Photo by Samson Okeniyi from Pexels

Elite controllers are people with HIV antibodies, but whose viral loads remain low.

Medical device and health care company Abbott announced they've identified an unusually large group of HIV elite controllers in Africa, and these people could pave the way for a cure or vaccine for the disease.

These elite controllers, living in the Democratic Republic of Congo, test positive for HIV antibodies but their viral loads remain low, even without antiretroviral medication. Their immune response could possibly be replicated through science and used as an option to defeat or prevent HIV.

Elite controllers aren't exclusive to the DRC, but they apparently exist at much higher numbers than in other parts of the world.The prevalence of HIV elite controllers was 2.7-4.3 percent in the DRC, compared to a 0.1-2 percent prevalence worldwide, according to researchers from Abbott, John Hopkins University, the National Institute of Allergy and Infectious Diseases, the University of Missouri-Kansas City and the Université Protestante au Congo.

In its press release on the findings, Abbott noted that HIV originated in sub-Saharan Africa, specifically in areas within the DRC. This may have something to do with the higher rate of elite controllers.

Using blood samples from as early as 1987 and as recent as 2017, researchers were able to identify elite controllers and rule out false positives, errors at collection sites, and antiretroviral use among these individuals. Abbott is bullish with their findings and believes they can pave the way for major advances in HIV science.

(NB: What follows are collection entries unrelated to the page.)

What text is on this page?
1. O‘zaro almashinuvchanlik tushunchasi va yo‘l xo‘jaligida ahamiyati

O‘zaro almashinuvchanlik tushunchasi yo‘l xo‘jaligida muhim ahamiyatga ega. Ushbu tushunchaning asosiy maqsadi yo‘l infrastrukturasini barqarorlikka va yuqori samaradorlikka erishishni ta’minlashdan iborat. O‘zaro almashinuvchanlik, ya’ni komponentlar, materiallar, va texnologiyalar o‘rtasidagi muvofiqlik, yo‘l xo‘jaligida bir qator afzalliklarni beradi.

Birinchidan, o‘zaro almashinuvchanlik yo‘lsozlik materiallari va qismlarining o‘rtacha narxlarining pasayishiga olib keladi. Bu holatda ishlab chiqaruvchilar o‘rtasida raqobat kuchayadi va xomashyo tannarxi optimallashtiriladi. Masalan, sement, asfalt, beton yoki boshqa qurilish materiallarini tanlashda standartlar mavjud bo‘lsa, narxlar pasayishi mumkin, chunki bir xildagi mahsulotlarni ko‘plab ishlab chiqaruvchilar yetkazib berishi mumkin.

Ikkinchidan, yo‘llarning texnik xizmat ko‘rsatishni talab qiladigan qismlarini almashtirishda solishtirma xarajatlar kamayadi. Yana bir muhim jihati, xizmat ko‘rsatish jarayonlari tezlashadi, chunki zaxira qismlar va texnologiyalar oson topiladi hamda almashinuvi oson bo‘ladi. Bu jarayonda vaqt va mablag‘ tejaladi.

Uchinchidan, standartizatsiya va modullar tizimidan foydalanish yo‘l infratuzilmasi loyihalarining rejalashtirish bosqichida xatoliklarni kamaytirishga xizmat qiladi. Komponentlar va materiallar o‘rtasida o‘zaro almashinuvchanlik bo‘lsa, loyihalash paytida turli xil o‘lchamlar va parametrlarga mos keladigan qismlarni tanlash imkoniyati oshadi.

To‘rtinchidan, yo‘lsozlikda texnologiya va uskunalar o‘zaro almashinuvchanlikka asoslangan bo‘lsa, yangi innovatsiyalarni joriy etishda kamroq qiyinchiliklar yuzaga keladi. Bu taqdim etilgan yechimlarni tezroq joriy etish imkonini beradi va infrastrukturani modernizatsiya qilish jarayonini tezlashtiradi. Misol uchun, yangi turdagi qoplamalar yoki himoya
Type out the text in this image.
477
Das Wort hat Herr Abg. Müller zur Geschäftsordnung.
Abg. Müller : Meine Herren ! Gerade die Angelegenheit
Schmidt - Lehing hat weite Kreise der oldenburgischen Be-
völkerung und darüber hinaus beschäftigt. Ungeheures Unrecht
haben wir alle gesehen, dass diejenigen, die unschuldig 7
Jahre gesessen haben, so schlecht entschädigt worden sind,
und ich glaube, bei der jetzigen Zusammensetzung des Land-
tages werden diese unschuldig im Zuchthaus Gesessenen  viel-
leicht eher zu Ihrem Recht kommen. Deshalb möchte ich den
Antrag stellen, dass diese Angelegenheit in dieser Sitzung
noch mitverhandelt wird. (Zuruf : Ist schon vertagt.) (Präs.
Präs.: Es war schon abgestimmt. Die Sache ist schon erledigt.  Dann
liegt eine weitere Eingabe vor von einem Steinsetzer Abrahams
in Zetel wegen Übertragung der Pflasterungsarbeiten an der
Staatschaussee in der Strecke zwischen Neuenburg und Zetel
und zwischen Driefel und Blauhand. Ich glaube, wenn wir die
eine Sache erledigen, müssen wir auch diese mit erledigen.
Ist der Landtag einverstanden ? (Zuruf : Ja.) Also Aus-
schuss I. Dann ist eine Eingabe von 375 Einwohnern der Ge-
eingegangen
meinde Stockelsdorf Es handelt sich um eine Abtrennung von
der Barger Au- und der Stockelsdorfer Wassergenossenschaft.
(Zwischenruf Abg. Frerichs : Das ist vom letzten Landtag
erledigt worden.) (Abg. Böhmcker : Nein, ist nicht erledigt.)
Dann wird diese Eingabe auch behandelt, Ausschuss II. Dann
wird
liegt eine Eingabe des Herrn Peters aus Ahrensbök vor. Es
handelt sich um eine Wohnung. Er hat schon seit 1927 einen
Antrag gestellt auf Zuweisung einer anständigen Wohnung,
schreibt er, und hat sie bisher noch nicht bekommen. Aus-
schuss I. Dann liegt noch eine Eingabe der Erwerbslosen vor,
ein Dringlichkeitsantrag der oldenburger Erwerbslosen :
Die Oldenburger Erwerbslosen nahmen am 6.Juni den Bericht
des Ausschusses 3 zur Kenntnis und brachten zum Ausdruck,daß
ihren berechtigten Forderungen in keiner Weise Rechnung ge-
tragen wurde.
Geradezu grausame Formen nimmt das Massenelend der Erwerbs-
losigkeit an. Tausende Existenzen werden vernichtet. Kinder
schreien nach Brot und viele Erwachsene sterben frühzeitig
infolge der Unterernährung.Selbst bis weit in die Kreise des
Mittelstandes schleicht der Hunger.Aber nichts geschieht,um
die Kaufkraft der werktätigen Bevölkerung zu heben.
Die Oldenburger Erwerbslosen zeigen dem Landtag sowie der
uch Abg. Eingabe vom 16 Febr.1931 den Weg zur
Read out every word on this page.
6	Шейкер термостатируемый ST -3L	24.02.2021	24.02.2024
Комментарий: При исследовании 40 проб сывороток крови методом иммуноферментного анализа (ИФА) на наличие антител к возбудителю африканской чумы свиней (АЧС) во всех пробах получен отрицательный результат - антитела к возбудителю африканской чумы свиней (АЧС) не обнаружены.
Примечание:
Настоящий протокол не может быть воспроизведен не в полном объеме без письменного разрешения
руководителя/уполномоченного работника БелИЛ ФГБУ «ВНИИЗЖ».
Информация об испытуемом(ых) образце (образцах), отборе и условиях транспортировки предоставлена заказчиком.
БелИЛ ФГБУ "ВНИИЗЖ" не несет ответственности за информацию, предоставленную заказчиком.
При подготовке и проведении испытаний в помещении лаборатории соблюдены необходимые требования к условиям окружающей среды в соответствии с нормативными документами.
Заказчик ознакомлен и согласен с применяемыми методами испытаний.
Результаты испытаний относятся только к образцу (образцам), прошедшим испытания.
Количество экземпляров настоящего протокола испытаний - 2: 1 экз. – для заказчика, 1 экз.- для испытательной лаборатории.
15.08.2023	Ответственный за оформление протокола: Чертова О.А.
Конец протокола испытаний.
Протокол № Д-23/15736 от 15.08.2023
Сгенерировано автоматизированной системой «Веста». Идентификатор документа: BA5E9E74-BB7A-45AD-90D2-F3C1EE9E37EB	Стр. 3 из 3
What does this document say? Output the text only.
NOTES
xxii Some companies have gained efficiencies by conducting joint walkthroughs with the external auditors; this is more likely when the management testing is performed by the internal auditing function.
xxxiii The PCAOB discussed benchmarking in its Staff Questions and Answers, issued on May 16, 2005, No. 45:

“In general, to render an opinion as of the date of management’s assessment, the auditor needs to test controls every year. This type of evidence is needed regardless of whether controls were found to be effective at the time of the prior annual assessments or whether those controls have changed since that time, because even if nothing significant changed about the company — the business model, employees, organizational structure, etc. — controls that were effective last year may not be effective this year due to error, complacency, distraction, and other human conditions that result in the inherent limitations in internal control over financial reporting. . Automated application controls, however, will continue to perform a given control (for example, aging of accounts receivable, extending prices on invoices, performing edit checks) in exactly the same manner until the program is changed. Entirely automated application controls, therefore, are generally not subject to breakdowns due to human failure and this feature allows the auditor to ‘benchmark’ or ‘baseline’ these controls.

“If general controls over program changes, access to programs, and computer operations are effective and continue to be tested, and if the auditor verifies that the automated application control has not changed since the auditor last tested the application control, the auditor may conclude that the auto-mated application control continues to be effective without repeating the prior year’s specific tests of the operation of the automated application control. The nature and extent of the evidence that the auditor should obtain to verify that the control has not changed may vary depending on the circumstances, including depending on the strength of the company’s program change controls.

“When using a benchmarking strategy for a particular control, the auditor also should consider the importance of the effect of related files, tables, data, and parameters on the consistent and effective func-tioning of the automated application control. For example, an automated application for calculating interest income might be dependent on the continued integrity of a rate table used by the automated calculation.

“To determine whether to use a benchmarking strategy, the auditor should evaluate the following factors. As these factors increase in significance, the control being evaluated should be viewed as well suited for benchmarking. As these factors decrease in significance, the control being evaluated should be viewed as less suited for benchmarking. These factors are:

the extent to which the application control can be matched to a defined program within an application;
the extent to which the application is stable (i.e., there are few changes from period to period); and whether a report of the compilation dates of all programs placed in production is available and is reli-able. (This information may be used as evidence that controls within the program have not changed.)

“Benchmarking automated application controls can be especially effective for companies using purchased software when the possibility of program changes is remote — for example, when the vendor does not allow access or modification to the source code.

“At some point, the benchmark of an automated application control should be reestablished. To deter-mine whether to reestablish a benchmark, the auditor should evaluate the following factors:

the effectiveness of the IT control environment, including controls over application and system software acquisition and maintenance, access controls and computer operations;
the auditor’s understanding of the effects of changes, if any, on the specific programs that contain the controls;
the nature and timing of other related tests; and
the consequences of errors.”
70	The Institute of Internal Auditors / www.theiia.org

“The finding of a large group of HIV elite controllers in the DRC is significant considering that HIV is a life-long, chronic condition that typically progresses over time,” said Tom Quinn, M.D., director of Johns Hopkins Center for Global Health, and chief of the International HIV/AIDS Research Section of the National Institute of Allergy and Infectious Diseases, National Institutes of Health, and one of the study authors. “There have been rare instances of the infection not progressing in individuals prior to this study, but this high frequency is unusual and suggests there is something interesting happening at a physiological level n the DRC that’s not random.”